This has been the season of the “win-win” – deals which leave both sides feeling really good about themselves.
We have had a spate of deals the principals have described as “win-win” lately; first Ron Dennis described the deal whereby Mercedes bought Brawn as a “win-win”, then Toto Wolff used the same term to describe his acquisition of a shareholding in Williams and at the weekend the mayor of Montreal said the deal which brought the Grand Prix back to his city was a “win-win”.
There are quite a few situations waiting to be resolved in F1 at the moment and a big deadline looming in the shape of the F1 commission meeting and the ensuing World Motor Sport Council meeting on December 11th. There will be some interesting announcements after that meeting, Jean Todt’s first as FIA president.
It is not obvious how the 13th entry situation will be resolved with a win for everyone. Toyota is facing a penalty charge of $150 million if it walks away from the sport, according to sources and its bill for laying off staff in Germany would be equally painful. So it is highly motivated to find a way of continuing its entry and leasing its facilities and its cars and engines to a race team. None of the FIA’s approved new teams have gone for the deal, but Serbian Stefan GP is looking closely at it. Although there appears to be some doubt about whether this is a genuine programme or a bit of mischief making behind the scenes.

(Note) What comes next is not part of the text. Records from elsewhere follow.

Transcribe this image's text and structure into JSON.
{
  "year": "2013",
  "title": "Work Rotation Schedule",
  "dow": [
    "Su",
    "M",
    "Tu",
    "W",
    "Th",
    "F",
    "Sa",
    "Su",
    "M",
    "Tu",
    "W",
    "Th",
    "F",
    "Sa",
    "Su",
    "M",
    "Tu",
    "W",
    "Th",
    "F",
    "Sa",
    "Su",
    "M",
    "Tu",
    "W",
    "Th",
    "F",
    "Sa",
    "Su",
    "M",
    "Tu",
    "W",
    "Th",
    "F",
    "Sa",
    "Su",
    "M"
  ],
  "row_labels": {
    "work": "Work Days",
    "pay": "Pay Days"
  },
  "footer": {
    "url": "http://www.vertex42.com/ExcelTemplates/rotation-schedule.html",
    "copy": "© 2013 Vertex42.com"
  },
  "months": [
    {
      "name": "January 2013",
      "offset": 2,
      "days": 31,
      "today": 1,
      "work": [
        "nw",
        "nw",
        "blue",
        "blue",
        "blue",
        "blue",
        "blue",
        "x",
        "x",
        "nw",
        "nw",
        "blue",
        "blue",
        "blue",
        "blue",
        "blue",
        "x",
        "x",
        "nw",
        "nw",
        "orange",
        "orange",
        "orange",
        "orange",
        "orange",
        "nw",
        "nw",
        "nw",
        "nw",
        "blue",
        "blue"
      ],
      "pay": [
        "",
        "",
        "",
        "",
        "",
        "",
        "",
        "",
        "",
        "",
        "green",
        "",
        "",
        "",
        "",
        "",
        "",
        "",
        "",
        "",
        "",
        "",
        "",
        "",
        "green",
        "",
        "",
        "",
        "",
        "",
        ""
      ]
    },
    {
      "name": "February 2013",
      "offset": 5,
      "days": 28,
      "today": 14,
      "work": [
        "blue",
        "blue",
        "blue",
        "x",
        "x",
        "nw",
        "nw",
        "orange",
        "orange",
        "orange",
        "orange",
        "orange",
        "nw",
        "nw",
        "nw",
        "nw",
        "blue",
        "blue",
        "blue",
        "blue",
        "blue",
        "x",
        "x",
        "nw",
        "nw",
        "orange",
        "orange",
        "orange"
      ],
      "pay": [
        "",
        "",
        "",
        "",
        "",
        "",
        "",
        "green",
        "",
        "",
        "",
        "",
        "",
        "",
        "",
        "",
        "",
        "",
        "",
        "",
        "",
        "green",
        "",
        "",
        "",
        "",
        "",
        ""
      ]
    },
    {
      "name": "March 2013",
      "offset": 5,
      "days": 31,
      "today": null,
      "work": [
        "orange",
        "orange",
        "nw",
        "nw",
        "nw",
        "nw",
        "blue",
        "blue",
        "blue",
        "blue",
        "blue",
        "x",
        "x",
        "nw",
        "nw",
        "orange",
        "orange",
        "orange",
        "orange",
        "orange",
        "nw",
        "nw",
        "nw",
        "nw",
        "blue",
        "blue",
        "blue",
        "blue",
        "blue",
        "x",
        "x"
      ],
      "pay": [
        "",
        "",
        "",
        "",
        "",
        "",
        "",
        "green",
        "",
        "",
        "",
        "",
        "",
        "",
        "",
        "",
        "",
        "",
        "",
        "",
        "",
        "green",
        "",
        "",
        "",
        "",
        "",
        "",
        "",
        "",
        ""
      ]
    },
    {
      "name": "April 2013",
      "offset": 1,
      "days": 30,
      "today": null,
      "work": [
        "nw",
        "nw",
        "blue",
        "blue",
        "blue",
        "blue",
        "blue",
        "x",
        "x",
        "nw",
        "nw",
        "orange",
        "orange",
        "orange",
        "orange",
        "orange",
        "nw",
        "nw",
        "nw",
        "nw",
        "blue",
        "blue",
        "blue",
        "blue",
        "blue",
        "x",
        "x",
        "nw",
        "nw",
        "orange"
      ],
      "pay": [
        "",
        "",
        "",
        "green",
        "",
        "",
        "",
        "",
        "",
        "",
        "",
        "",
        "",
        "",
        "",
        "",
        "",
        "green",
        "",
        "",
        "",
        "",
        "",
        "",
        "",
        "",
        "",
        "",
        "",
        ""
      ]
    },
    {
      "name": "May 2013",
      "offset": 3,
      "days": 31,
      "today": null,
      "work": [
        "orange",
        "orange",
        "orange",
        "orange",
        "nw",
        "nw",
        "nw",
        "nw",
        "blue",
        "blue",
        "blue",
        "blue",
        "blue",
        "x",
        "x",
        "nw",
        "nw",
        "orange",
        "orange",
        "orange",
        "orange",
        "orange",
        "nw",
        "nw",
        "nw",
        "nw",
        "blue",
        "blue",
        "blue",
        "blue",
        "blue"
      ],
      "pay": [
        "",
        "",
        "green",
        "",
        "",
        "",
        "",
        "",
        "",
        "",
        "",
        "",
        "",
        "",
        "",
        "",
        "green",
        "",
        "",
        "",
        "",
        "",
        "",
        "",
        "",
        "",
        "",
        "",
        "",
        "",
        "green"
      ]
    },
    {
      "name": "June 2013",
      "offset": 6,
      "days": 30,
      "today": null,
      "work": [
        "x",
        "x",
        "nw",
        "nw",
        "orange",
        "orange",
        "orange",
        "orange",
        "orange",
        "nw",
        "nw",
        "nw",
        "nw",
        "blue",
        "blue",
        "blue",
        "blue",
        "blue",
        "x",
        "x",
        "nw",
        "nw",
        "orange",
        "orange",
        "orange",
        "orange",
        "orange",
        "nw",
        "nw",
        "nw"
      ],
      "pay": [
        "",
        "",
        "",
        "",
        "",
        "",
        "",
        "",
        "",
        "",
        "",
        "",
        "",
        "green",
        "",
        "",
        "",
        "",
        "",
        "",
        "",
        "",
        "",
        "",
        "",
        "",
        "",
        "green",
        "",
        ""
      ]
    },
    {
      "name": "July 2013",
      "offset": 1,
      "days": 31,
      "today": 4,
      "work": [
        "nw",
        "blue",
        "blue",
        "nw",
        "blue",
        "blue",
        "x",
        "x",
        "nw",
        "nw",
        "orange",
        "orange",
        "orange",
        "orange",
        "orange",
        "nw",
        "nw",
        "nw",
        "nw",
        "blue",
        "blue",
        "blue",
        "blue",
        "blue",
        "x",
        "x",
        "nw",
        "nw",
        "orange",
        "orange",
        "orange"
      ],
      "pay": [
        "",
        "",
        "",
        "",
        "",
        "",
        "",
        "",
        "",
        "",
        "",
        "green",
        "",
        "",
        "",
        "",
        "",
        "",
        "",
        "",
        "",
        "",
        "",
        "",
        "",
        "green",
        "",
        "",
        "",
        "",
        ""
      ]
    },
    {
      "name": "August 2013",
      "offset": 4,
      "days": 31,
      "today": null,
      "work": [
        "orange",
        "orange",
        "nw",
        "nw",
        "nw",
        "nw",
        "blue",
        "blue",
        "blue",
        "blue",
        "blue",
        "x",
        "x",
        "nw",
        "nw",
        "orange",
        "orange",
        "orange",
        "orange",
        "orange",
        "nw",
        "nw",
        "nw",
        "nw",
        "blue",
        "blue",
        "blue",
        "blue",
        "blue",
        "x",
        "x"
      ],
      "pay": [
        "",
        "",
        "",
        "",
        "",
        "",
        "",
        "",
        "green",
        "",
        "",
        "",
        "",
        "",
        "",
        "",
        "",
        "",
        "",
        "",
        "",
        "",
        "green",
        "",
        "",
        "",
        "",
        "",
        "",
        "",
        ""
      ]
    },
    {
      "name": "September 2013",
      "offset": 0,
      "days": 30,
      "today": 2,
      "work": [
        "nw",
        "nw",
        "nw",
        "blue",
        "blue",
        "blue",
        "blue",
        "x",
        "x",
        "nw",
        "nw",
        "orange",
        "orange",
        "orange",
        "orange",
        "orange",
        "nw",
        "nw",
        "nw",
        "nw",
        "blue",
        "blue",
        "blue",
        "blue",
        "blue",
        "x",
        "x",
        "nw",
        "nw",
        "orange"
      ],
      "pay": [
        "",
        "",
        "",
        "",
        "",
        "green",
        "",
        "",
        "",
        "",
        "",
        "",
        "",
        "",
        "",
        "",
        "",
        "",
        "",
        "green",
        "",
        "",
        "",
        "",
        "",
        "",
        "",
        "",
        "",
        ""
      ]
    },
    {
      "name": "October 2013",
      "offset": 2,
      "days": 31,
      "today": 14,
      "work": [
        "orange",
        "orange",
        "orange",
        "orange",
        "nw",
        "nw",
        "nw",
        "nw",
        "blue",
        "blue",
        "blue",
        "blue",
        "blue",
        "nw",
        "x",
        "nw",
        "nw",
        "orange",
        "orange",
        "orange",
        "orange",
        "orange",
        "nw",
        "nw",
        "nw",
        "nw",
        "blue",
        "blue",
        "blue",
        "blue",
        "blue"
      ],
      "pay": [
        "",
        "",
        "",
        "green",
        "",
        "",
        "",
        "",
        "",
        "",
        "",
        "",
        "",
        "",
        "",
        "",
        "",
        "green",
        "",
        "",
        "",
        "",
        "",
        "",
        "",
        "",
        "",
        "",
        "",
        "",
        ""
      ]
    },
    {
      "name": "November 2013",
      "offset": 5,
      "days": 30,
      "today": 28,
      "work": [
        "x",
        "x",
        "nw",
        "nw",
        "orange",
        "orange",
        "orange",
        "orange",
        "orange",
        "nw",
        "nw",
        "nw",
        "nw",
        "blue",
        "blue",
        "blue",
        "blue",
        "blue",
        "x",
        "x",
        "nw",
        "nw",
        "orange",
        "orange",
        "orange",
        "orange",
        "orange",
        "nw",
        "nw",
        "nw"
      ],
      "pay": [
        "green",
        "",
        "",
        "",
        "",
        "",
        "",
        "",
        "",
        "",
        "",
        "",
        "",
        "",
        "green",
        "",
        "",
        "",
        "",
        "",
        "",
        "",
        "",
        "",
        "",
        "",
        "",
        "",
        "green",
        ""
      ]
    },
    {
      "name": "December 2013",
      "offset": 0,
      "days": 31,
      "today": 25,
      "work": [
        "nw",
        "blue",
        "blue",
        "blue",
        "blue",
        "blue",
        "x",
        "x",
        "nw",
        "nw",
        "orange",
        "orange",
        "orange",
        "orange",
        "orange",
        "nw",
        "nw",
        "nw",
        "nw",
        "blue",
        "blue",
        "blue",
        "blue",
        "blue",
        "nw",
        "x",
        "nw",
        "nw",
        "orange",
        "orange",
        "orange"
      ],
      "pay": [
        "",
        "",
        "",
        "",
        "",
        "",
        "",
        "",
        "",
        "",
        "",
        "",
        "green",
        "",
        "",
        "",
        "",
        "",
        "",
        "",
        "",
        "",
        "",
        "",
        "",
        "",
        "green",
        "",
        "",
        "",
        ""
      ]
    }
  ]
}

If Toyota does find someone it can get a “win-win” together with, it will have to go through an approval process. Stefan GP had some uncomplimentary things to say about the FIA’s selection process, in particular the thorny issue of using Cosworth engines. Any partner will be looking for a deal with plenty of sweeteners, knowing that it is a cheaper option for Toyota than shutting the doors. But time is tight. Honda took almost three months to look at all options and do a deal with Ross Brawn. Toyota will have had just over a month from announcement of withdrawal to the World Council Meeting.
It is not true to say that the issue needs to be resolved by then, but the FIA is understood to be keen to get it resolved in that time frame. It is a delicate situation which needs to be resolved skilfully and it is the first major test of the Todt/Ecclestone regime. Nobody wants this to end up with legal actions, but the priority is to find a 13th team which is sustainable for the long term.
Giving Sauber the entry may well be the “win-win” for the team and the sport. Toyota may not see it that way, but they are leaving anyway.
Sauber’s acquisition of his old team from BMW last week means the end of Mario Thiessen as a figure in Formula 1. He is staying with BMW to oversee its motorsport programme. It is a career that ends therefore in disappointment, something which will not have escaped the attention of Frank Williams and Patrick Head, Theissen’s former partners in the BMW Williams team.
Another issue needing resolution next week is the British Grand Prix. Silverstone and Bernie Ecclestone have not looked like they have been heading for a “win-win”, but you never know.
Montreal’s new deal with Ecclestone points to an interesting route for promoters struggling to make the numbers. It is based on a revenue sharing agreement. The contribution from the local and state government is $15 million (£8.6 million) per year, with a promise of a 30 % share of the profits. This model has worked in Singapore, where the government shares some of the risk and benefits if the event is a success. It is also being tried in Germany. In Montreal there is every reason to expect a return on investment because the race is one of the best attended of the year, the stands are packed, even on a Friday. The way this deal breaks down is that the government pays Ecclestone’s race fee and the promoter, Octane, pays the cost of staging the race.
Revenue sharing is in vogue as a very post-credit crunch way of doing a deal when no-one is feeling too keen on taking risks. I was told recently that Silverstone is looking at all the options and I know that some government figures have got involved, but it’s still a hard deal to sell to the British taxpayer, who is already wondering how he is going to pay off the multi billion pound budget deficit caused by the credit crunch. But revenue sharing is an answer.
The BRDC changed its rules recently to allow it to work with backers willing to share the risk.